Laporan wartawan Tribunnews.com, Endrapta Pramudhiaz
TRIBUNNEWS.COM, JAKARTA - Ekonom Bright Institute Awalil Rizky menilai pemerintah perlu mempertimbangkan untuk menunda rencana kenaikan tarif Pajak Pertambahan Nilai (PPN) menjadi 12 persen yang direncanakan berlaku mulai 1 Januari 2025.
Menurutnya, keputusan ini perlu dipertimbangkan mengingat kondisi daya beli masyarakat yang stagnan, bahkan cenderung melemah sepanjang tahun ini.
Selain itu, perekonomian Indonesia secara keseluruhan juga masih menghadapi tantangan.
Baca juga: PPN 12 Persen Tahun Depan Bisa Bikin Penjualan Mobil Melorot
"Permintaan kenaikan tarif PPN 12 persen ditunda sebenarnya cukup masuk akal dan perlu ditimbang oleh Pemerintah" kata Awalil kepada Tribunnews, Jumat (15/11/2024).
Namun, ia juga memahami bahwa pemerintah sedang menghadapi kesulitan fiskal.
Peningkatan pendapatan negara makin sulit dicapai, sedangkan belanja negara diperkirakan akan terus meningkat.

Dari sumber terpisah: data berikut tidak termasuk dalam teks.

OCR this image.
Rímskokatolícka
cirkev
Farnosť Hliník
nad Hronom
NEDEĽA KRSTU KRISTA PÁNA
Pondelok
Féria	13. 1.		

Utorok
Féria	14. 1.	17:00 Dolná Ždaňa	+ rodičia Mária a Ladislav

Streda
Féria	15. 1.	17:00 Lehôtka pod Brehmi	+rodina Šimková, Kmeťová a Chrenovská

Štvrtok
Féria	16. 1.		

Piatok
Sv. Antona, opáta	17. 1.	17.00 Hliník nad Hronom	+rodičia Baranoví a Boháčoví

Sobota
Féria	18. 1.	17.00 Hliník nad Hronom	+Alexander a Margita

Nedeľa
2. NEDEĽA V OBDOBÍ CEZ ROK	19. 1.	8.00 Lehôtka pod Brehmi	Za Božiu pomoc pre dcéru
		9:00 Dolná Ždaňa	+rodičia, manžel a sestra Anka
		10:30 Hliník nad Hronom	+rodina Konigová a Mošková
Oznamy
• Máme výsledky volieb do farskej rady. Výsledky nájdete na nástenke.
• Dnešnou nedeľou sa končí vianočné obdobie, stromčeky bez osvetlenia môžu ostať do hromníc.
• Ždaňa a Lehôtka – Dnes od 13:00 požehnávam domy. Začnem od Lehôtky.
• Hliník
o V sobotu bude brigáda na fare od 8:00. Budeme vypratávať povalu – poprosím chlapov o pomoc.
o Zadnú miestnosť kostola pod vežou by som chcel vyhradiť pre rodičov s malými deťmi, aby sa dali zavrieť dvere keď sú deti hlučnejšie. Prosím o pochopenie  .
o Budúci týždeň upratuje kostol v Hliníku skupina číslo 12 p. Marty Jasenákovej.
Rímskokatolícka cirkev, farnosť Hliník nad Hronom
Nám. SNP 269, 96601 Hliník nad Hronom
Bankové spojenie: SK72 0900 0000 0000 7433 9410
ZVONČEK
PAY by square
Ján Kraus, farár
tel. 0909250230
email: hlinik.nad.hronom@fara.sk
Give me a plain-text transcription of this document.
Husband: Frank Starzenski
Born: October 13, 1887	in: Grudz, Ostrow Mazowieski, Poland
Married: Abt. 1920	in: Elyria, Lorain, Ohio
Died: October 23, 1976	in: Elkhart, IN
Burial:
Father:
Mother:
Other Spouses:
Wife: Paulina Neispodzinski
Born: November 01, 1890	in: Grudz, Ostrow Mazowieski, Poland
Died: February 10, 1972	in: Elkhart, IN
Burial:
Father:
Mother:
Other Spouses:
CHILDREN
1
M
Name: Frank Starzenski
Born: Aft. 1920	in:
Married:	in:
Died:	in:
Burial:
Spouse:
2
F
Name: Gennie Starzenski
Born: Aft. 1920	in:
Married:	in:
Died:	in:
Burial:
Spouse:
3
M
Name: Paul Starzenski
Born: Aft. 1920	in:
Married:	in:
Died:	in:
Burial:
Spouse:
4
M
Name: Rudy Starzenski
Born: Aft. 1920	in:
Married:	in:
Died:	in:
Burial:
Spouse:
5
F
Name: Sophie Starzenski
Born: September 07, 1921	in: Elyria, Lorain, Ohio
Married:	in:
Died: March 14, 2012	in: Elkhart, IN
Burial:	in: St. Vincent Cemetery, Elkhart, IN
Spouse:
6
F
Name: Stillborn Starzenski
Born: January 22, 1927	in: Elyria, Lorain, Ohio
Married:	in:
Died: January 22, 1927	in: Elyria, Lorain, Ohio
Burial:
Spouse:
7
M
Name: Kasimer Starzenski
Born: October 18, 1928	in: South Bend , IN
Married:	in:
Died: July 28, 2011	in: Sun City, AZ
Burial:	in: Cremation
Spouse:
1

"Ada penambahan birokrasi serta janji-janji besar yang mau diwujudkan, yang berdampak tambahan belanja atau pengeluaran negara," ujar Awalil.
Awalil menekankan bahwa sebelum menaikkan tarif PPN, pemerintah seharusnya lebih dulu membenahi kualitas belanja negara.
Kualitas belanja yang baik mencakup aspek efektivitas dan efisiensi.
Jika nominal belanja dapat ditekan, tetapi tetap mampu menghasilkan hasil yang diinginkan, kondisi fiskal akan membaik.
"Dari kondisi yang membaik tersebut, maka ruang kebijakan menjadi lebih luas, berbagai opsi menjadi lebih terbuka," ucap Awalil.
Sebelumnya, Menteri Keuangan Sri Mulyani Indrawati memastikan tarif Pajak Pertambahan Nilai atau PPN 12 persen akan berlaku mulai 1 Januari 2025.
"Sudah ada Undang-undangnya, kita perlu siapkan agar itu bisa dijalankan, tapi dengan penjelasan yang baik sehingga kita tetap bisa. Bukannya membabi buta," kata Sri Mulyani dalam Rapat dengan Komisi XI DPR RI, dikutip Kamis (14/11/2024).